Over the past two decades, collective kitchens—gatherings of individuals who pool resources to cook together as a group—have formed across Canada in the hundreds. Despite certain common aspects, each collective kitchen is unique in its structure, purpose, and format. Given such differences and variations, Rachel Engler-Stringer’s report, Collective Kitchens in Three Canadian Cities: Impacts on the Lives of Participants, seeks to understand, from the perspective of its members, what values these diverse groups place on belonging to the kitchens.
Research for this study was conducted by observing several collective kitchens in Saskatoon, Toronto, and Montreal, and conducting interviews with kitchen members and leaders. Interviews were also held with key informants to grasp the context and history of these kitchens in each community. This information was later processed and sorted to reveal meaningful patterns and themes. In terms of personal impact, most (but not all) participants said that their involvement resulted in positive changes in self-esteem and self-confidence. Most participants similarly reported that the quality and quantity of their diet had improved, and also positively affected their monthly household budget. Finally, many said that they learned a great deal of nutritional information that could lead to overall improved diet and health.
Collective kitchen involvement was also cited as beneficial for its community impact. Primarily, many participants cited social support as the most important aspect of their involvement in a collective kitchen. Members reported that the key benefits included spending time with each other, eating meals together, and making new friends . A common theme to this was reducing one’s own isolation. This was particularly prominent in single mothers, seniors, and recent immigrants. Not insignificantly, these relationships were regularly cultivated outside the kitchens, sharing both the good and bad in each other’s lives as in any other friendship.

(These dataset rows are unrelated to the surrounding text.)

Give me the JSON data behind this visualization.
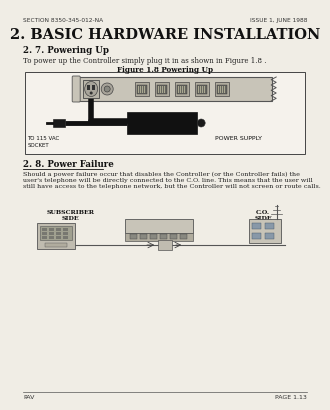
{
  "bg_color": "#f0ede5",
  "header_left": "SECTION 8350-345-012-NA",
  "header_right": "ISSUE 1, JUNE 1988",
  "main_title": "2. BASIC HARDWARE INSTALLATION",
  "section_271_title": "2. 7. Powering Up",
  "section_271_body": "To power up the Controller simply plug it in as shown in Figure 1.8 .",
  "fig_caption": "Figure 1.8 Powering Up",
  "section_28_title": "2. 8. Power Failure",
  "section_28_body": "Should a power failure occur that disables the Controller (or the Controller fails) the\nuser's telephone will be directly connected to the C.O. line. This means that the user will\nstill have access to the telephone network, but the Controller will not screen or route calls.",
  "label_to_socket": "TO 115 VAC\nSOCKET",
  "label_power_supply": "POWER SUPPLY",
  "label_subscriber": "SUBSCRIBER\nSIDE",
  "label_co": "C.O.\nSIDE",
  "footer_left": "PAV",
  "footer_right": "PAGE 1.13",
  "box_facecolor": "#f5f2ec",
  "strip_color": "#d8d4c8",
  "ps_color": "#111111",
  "cable_color": "#111111"
}
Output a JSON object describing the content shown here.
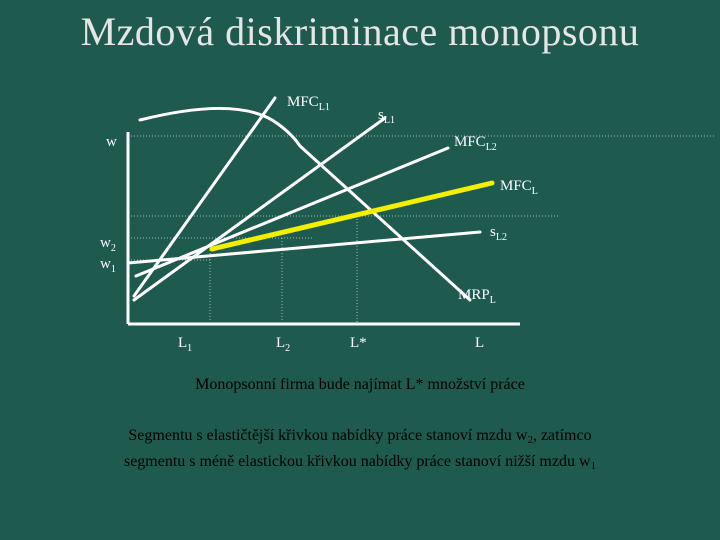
{
  "title": "Mzdová diskriminace monopsonu",
  "colors": {
    "background": "#1f5a4f",
    "curves": "#ffffff",
    "highlight": "#f2ef00",
    "text": "#000000"
  },
  "diagram": {
    "y_axis_labels": {
      "w": "w",
      "w2_main": "w",
      "w2_sub": "2",
      "w1_main": "w",
      "w1_sub": "1"
    },
    "x_axis_labels": {
      "L1_main": "L",
      "L1_sub": "1",
      "L2_main": "L",
      "L2_sub": "2",
      "Lstar": "L*",
      "L": "L"
    },
    "curve_labels": {
      "MFC_L1_main": "MFC",
      "MFC_L1_sub": "L1",
      "s_L1_main": "s",
      "s_L1_sub": "L1",
      "MFC_L2_main": "MFC",
      "MFC_L2_sub": "L2",
      "MFC_L_main": "MFC",
      "MFC_L_sub": "L",
      "s_L2_main": "s",
      "s_L2_sub": "L2",
      "MRP_L_main": "MRP",
      "MRP_L_sub": "L"
    }
  },
  "captions": {
    "line1": "Monopsonní firma bude najímat L* množství práce",
    "line2_a": "Segmentu s elastičtější křivkou nabídky práce stanoví mzdu w",
    "line2_sub": "2",
    "line2_b": ", zatímco",
    "line3_a": "segmentu s méně elastickou křivkou nabídky práce stanoví nižší mzdu w",
    "line3_sub": "1"
  }
}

Group leaders from all three cities cited collective kitchens as a vehicle for bringing communities together. For example, involvement was regarded as useful in changing negative stereotypes about immigrants, as well as providing valuable acculturating experiences for those same newcomers. Joining a collective kitchen was also regarded as a potential springboard for further community involvement and volunteering. Despite the great possibilities inherent in collective kitchens, however, many group leaders and key informants believed that the organizations were not reaching their potential for effecting social change. Developing this potential was an area that key informants emphasized.
Collective kitchens are undeniably successful organizations that enrich the lives of their membership, from meeting nutrition needs to fulfilling social well-being. Nevertheless, Engler-Stringer cautions that they should not be seen as a curative for poverty. Collective kitchens relieve some of its effects, but only a more equitable distribution of wealth can truly eliminate poverty. Until such an occurrence, however, collective kitchens play a valuable role in their communities.